Eight years after the last American serviceman left Indochina, there is new hope for more than 500 families of those missing during the 10-year air war over Laos.

The People's Democratic Republic of Laos and the United States have moved from negotiations to action in setting up joint investigations of crash sites. Between Dec. 19 and 22, the Laotian government played host to staff of the Joint Casualty Resolution Center (JCRC), the Honolulu-based US office charged with resolving the issue of servicemen missing in Southeast Asia.

The JCRC team and Laotian counterparts made a ''feasibility study'' at a crash site in southern Laos to determine what equipment is needed for an excavation and whether there are unexploded bombs in the area. Laotian officials also turned over some unidentified remains, which the team has brought back to the US for identification. If all goes well, the first MIA crash site excavation could occur early in 1984.

The December visit signals not only a crucial breakthrough in searches for servicemen missing in action (MIAs) but also a new phase in Lao-US relations.
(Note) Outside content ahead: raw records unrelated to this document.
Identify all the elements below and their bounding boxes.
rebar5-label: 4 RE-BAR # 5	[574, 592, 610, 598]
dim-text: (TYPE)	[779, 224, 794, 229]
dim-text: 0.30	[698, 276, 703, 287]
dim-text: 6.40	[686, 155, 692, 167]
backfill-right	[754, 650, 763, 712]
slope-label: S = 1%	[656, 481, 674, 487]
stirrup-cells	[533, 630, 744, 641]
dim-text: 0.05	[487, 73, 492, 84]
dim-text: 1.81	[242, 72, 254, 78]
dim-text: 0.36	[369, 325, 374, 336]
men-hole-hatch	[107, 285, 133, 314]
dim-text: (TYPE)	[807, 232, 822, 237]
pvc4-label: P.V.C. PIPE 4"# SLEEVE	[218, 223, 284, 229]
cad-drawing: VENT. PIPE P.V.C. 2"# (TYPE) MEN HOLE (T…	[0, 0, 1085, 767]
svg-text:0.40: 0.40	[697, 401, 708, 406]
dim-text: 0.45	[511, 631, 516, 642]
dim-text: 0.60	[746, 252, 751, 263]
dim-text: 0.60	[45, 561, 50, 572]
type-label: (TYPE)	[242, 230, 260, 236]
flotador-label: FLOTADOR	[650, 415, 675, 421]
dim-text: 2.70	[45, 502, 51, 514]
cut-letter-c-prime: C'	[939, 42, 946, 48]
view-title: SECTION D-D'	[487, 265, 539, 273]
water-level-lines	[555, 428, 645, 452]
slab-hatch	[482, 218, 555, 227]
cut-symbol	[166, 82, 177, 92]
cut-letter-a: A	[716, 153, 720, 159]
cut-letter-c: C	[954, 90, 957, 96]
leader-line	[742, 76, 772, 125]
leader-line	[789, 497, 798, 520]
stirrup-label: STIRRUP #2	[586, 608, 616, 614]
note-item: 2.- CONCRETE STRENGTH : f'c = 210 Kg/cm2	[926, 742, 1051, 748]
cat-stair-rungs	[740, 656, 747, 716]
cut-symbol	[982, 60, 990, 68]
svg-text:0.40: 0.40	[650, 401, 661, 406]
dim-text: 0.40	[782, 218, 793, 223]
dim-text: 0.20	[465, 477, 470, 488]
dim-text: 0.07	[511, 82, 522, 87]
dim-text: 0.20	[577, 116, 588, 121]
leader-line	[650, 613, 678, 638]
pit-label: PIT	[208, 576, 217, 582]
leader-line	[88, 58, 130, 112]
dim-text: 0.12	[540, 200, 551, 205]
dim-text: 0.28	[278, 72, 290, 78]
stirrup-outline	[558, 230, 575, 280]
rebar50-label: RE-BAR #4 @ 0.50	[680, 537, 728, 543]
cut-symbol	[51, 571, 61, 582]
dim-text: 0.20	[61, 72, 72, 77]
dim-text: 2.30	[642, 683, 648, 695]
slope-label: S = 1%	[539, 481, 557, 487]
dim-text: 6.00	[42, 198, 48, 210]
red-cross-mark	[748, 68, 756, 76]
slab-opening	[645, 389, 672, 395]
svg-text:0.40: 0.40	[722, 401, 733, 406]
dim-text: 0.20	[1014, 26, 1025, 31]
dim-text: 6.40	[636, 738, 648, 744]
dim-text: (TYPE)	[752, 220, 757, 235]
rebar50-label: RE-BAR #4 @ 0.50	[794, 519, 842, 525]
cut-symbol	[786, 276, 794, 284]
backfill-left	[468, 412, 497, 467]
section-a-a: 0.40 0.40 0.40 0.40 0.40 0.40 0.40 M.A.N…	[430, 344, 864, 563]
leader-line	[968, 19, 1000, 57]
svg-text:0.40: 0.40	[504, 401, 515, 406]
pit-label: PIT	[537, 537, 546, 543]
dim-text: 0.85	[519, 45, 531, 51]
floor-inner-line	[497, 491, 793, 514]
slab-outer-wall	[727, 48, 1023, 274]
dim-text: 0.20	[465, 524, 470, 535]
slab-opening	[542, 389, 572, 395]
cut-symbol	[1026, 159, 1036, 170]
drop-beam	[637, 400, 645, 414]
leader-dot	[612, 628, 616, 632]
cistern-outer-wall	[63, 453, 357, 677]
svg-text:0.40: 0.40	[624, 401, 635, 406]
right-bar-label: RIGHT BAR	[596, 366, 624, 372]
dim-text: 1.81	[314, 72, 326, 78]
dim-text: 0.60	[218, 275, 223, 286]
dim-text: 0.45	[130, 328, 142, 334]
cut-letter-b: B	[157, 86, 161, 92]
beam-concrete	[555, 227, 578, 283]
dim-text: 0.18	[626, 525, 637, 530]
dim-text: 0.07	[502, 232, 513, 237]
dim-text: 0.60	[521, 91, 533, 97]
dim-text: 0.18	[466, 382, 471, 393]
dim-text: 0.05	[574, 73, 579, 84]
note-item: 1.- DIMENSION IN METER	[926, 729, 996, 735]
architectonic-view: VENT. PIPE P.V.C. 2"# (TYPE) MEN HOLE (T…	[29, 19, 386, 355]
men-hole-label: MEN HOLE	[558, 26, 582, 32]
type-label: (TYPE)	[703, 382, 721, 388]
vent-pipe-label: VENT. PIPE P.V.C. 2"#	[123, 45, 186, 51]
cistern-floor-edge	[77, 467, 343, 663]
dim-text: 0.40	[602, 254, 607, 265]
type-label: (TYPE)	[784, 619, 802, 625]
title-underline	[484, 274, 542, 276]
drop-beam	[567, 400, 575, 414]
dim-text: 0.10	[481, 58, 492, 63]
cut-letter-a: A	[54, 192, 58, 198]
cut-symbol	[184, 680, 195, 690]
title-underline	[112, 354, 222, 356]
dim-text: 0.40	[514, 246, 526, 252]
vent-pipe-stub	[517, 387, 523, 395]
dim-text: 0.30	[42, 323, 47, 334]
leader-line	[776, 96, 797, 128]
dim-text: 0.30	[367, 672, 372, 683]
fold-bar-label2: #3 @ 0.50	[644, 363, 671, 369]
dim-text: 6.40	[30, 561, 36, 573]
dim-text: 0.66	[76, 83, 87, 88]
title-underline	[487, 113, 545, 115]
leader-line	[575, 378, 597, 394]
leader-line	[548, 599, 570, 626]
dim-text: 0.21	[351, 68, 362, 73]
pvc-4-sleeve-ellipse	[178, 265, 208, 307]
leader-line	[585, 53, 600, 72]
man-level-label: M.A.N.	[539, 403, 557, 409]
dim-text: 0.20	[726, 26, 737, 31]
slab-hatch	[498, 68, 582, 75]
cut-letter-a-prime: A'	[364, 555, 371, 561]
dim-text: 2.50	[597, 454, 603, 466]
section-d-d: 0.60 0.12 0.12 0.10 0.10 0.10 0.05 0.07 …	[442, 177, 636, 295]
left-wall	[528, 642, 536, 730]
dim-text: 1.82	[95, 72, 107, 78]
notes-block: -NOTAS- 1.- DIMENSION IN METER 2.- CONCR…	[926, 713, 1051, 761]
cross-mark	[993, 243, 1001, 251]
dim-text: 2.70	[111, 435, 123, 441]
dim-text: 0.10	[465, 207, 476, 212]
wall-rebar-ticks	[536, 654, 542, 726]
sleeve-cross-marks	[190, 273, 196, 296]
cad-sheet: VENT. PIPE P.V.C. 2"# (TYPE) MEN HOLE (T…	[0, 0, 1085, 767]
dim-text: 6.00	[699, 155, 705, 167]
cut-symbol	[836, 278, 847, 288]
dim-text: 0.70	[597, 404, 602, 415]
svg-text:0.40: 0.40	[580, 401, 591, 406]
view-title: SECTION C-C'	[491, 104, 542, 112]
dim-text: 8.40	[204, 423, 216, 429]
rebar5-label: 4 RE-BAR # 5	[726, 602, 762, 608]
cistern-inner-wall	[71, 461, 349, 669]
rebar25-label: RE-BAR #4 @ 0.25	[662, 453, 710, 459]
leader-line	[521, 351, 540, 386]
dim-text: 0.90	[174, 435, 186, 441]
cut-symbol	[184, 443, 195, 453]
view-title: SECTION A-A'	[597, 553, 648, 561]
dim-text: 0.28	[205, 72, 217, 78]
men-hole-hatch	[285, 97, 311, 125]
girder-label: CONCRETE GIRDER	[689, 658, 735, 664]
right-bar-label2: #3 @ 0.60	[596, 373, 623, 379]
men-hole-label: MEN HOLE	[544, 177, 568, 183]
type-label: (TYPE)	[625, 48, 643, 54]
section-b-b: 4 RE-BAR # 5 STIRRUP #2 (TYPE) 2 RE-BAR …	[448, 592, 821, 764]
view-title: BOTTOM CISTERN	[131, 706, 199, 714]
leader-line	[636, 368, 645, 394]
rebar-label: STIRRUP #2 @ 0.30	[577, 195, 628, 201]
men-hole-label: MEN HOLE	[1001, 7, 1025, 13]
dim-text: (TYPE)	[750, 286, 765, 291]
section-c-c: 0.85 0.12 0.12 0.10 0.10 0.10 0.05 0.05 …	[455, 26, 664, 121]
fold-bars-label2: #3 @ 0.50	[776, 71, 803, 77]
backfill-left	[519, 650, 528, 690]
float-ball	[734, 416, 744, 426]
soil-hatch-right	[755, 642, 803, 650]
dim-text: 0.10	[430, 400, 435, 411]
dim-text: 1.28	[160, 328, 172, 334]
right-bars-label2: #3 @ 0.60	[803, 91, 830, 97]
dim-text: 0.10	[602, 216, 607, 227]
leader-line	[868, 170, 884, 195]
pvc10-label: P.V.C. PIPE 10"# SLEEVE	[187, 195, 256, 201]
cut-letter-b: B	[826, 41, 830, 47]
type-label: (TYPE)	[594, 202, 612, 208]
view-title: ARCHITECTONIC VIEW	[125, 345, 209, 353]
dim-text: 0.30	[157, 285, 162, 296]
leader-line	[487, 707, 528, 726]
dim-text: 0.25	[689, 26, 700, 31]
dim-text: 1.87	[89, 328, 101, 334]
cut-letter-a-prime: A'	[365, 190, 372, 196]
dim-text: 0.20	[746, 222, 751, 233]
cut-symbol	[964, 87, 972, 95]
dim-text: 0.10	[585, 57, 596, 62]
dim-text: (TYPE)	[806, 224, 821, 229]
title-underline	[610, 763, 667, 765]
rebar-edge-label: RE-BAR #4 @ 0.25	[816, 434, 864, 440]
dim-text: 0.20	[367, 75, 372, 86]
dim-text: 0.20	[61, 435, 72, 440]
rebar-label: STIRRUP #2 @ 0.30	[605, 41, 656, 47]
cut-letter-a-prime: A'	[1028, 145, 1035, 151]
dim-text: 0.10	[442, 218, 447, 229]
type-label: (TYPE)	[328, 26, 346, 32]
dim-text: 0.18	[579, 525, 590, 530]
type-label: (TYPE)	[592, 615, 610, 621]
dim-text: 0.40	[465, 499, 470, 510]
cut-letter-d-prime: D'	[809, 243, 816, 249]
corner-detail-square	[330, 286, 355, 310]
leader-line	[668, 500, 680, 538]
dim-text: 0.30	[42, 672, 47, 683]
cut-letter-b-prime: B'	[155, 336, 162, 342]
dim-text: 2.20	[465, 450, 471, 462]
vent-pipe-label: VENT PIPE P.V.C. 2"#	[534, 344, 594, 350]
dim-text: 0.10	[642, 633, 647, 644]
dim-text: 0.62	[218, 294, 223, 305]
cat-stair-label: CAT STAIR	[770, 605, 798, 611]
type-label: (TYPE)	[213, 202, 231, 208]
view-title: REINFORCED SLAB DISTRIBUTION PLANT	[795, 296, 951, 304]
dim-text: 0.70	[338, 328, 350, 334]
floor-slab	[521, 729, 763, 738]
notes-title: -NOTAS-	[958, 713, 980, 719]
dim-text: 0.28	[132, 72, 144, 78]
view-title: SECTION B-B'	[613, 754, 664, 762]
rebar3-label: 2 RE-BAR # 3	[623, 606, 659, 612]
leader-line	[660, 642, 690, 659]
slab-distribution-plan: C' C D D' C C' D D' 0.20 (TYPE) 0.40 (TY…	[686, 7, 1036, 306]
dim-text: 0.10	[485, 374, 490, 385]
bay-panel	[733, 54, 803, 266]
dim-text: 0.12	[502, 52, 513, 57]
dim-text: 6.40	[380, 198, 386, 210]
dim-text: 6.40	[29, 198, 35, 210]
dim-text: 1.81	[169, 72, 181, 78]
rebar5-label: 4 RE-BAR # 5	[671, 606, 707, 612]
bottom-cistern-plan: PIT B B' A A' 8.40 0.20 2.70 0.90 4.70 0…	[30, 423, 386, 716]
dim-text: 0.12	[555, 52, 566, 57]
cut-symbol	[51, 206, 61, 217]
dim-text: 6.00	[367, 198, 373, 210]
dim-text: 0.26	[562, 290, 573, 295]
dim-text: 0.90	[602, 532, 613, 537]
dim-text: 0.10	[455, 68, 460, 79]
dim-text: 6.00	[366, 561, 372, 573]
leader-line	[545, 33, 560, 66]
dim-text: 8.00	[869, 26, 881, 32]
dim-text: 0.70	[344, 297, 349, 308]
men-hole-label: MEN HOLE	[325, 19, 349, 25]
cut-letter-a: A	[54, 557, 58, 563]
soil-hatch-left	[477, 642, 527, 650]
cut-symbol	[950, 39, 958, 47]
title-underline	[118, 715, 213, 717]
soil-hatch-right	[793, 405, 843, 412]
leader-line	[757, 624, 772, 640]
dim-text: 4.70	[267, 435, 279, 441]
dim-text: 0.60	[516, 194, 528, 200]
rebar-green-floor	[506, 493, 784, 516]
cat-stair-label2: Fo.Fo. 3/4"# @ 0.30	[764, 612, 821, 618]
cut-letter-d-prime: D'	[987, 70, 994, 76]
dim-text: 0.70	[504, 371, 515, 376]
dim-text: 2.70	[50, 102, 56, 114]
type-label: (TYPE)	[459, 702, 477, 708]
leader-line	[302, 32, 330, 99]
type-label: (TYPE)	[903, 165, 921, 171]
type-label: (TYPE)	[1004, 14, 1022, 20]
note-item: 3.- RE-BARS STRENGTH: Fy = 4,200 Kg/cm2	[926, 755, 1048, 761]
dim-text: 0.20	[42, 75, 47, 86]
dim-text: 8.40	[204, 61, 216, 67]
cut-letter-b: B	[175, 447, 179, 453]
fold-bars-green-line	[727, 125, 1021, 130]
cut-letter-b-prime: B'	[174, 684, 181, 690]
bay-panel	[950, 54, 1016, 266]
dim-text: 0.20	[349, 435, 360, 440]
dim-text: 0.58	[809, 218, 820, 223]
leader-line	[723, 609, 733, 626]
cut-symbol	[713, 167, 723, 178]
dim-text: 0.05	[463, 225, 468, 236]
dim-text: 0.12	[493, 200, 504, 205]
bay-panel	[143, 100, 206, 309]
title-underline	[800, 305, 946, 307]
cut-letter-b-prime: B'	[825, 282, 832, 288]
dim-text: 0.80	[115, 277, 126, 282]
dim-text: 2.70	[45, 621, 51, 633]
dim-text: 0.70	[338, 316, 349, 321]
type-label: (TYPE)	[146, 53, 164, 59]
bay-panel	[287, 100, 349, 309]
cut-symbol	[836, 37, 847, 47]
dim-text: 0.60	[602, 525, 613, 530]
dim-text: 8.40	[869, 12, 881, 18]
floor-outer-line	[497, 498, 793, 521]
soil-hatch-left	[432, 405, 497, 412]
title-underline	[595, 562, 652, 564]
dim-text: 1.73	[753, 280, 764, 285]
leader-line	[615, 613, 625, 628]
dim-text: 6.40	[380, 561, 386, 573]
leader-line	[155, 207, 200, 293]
As a Laotian diplomat commented, ''Negotiations are moving quickly now from the theoretical to the practical.''

After two years of negotiations - sometimes stalled by outside events - State Department officials seemed pleasantly surprised by the unexpected Laotian offer.

In 1981, the Reagan administration and the Laotian government began an old-fashioned gesture-for-gesture diplomatic scenario. Now with the 1984 election nearing, President Reagan appears to be pressing for results on past electoral promises about MIAs.

Laos has its own reason for improved relations with the US. ''Our policy is to make friends not enemies with all superpowers,'' a Laotian official says. Specifically the Laotians want congressional restrictions on direct US aid lifted. The Reagan administration has made access to crash sites a condition for asking Congress to consider aid to Laos.

Much of the postwar ideological mudslinging between the two nations has subsided in recent months.

However, as negotiations move into the ''practical phase,'' the two governments are sensitive to embarrassing sideshows by independent mudslingers and soldiers of fortune. Officials on both sides recall the misadventures of former Green Beret Bo Gritz. Earlier this year, just prior to a crucial JCRC-Laotian negotiating session, Gritz boasted to the press about his illegal forays into Laos in search of prisoners of war.

A source close to those negotiations claims Gritz ''almost destroyed two years of delicate diplomacy.'' At a minimum all agree Gritz delayed joint crash site investigations by 10 months. It took three high-ranking meetings in New York and three in Vientiane to bring negotiations back to concrete actions.

Currently the State Department is worried about public reaction to ''Uncommon Valor,'' a Hollywood dramatization of Gritz-style raids into Laos. The State Department discouraged release of the film, fearing it might spur more illegal forays.